Edgar Allan Poe's hair strands endure as collector's item

While Edgar Allan Poe's writings have famously lived on nearly two centuries after his death, so too have some of his hair follicles. 

Legend has it that on the eve of his funeral on October 8th, 1849, Poe's family gathered in his Baltimore home for a pre-funeral party. Locks of his hair were cut off and distributed among the guests. 

A report from Atlas Obscura follows the post-mortem lifespan of Poe's hair strands, which have been scooped up by museums, collectors on eBay and even the Free Library of Philadelphia. The Free Library maintains a locket containing bundled-up brown hair strands worth, according to the report, as much as $500,000.

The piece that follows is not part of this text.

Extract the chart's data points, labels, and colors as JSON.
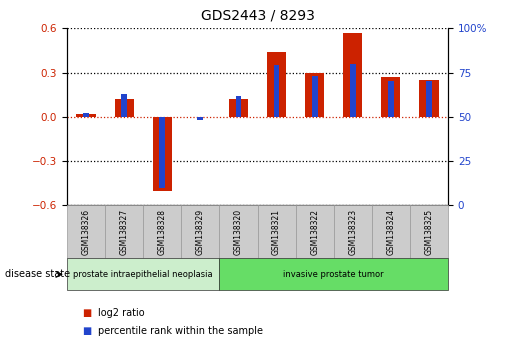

The strand-bundles, of which there are said to be about a dozen worldwide, had been cut -- not pulled, making identity-affirming DNA-assessment difficult -- from Poe's head both before his death and during his wake in 1849. Keeping hair strands was, for the time period, akin to keeping a photograph on the mantle -- especially after laws surfaced that prevented family members from burying loved ones and creating memorials in their backyard.

From the story:
The custom seems strange now, but it was once fairly common in the U.S. and Europe. “Throughout the nineteenth century, locks of hair were used both as memento mori to commemorate the dead and as symbols of affection for the living,” notes historian Eva Giloi, with even royalty engaging in the practice.